Política

Disputa pela prefeitura de Campo Grande já movimenta páginas e perfis nas redes sociais

A quatro meses do novo prazo previsto para as eleições em 1º turno, em 15 de novembro, a briga pela prefeitura de Campo Grande tem tomado conta de páginas e perfis nas redes sociais. Muitas, inclusive, criadas há poucas semanas mirando diretamente no eleitor campo-grandense. Se por um lado elas se apresentam com o objetivo […]

Danúbia Burema Publicado em 03/07/2020, às 15h50 - Atualizado em 14/07/2020, às 16h34

Prefeitura de Campo Grande. (Henrique Arakaki, Midiamax, Arquivo).
Prefeitura de Campo Grande. (Henrique Arakaki, Midiamax, Arquivo). - Prefeitura de Campo Grande. (Henrique Arakaki, Midiamax, Arquivo).

A quatro meses do novo prazo previsto para as eleições em 1º turno, em 15 de novembro, a briga pela prefeitura de Campo Grande tem tomado conta de páginas e perfis nas redes sociais. Muitas, inclusive, criadas há poucas semanas mirando diretamente no eleitor campo-grandense.

Se por um lado elas se apresentam com o objetivo de apenas informar os cidadãos sobre o que ocorre na cidade, por outro trazem forte cunho político desde o nome, mostrando suas preferências e desafetos nas fotos de capa, de perfil e no direcionamento dos posts.
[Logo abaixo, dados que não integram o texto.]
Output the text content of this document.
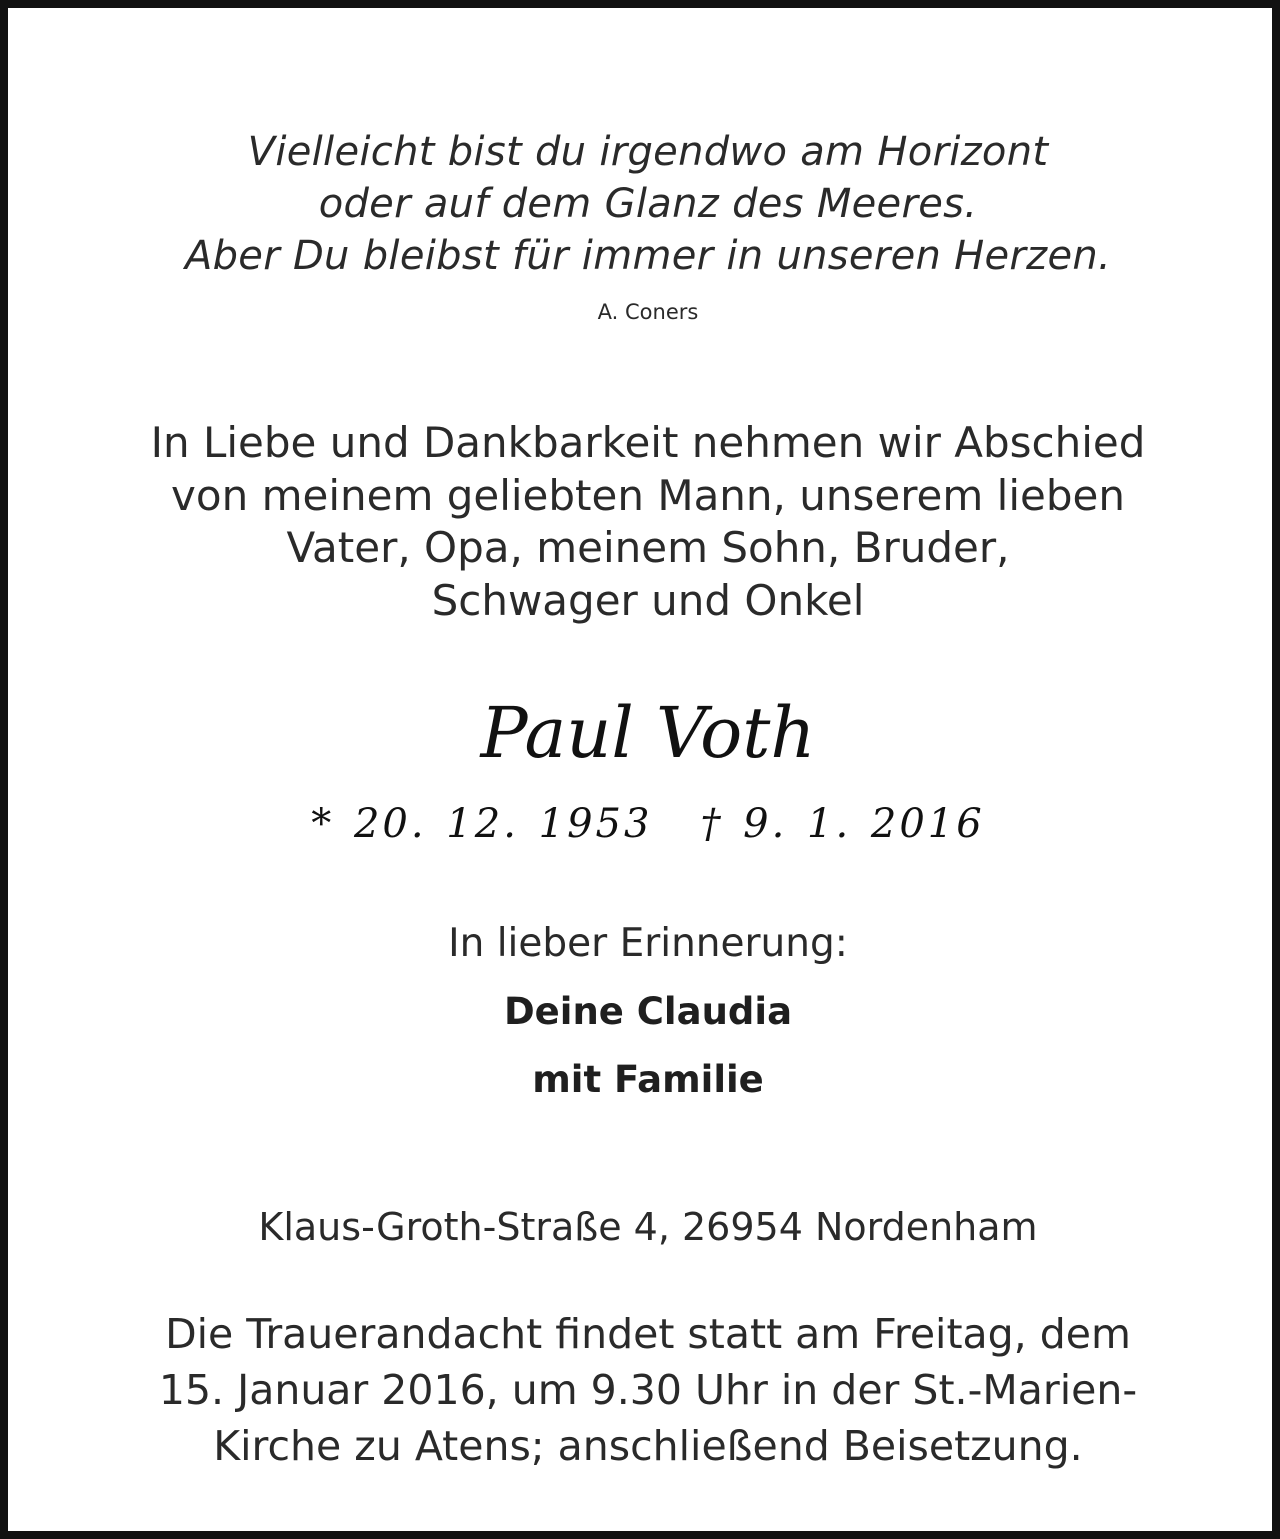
Vielleicht bist du irgendwo am Horizont
oder auf dem Glanz des Meeres.
Aber Du bleibst für immer in unseren Herzen.
A. Coners
In Liebe und Dankbarkeit nehmen wir Abschied
von meinem geliebten Mann, unserem lieben
Vater, Opa, meinem Sohn, Bruder,
Schwager und Onkel
Paul Voth
* 20. 12. 1953 † 9. 1. 2016
In lieber Erinnerung:
Deine Claudia
mit Familie
Klaus-Groth-Straße 4, 26954 Nordenham
Die Trauerandacht findet statt am Freitag, dem
15. Januar 2016, um 9.30 Uhr in der St.-Marien-
Kirche zu Atens; anschließend Beisetzung.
A maior polarização é vista em torno do prefeito Marquinhos Trad (PSD) e envolvendo críticos e defensores do presidente Jair Bolsonaro (sem partido) e do PSL.

Jornal Midiamax entrou em contato com várias das páginas que têm atuado na linha ideológica em referência à Capital sul-mato-grossense, mas apenas duas das mais antigas responderam. “Não temos intenção nenhuma de disputar eleições, só queremos mostrar a verdadeira realidade para algumas pessoas”, garantiu o administrador de uma delas.

Questionado sobre denúncias pendendo para o lado dos oponentes de seu partido, ele afirma que ‘vários outros vão entrar’ e ‘uma coisa de cada vez’. Na Capital, o administrador diz ainda não ter preferência para a prefeitura e que segue defendendo somente Jair Bolsonaro.

Já o dono de outra página diz que os responsáveis são ‘militantes de rua’ e que estão juntos desde o episódio do Fora Dilma – ocorrido em 2016 quando a então presidente do Brasil foi afastada do cargo após processo de impeachment, insuflado por manifestações populares. Ele preferiu, contudo, não responder sobre pretensões eleitorais em Campo Grande para 2020.

Até em grupos de venda

Diferente das páginas, perfis pessoais e até fakes têm levado o debate eleitoral para dentro dos grupos do Facebook. Em espaços destinados a venda, várias são as restrições impostas por administradores para evitar discussões deslocadas das negociações.

Muitos dos posts são feitos como sendo de cidadãos desinteressados na política, mas basta observar a frequência com a qual os autores miram as mesmas pessoas públicas – normalmente pré-candidatos – para notar que eles atuam em verdadeiro ritmo de campanha eleitoral.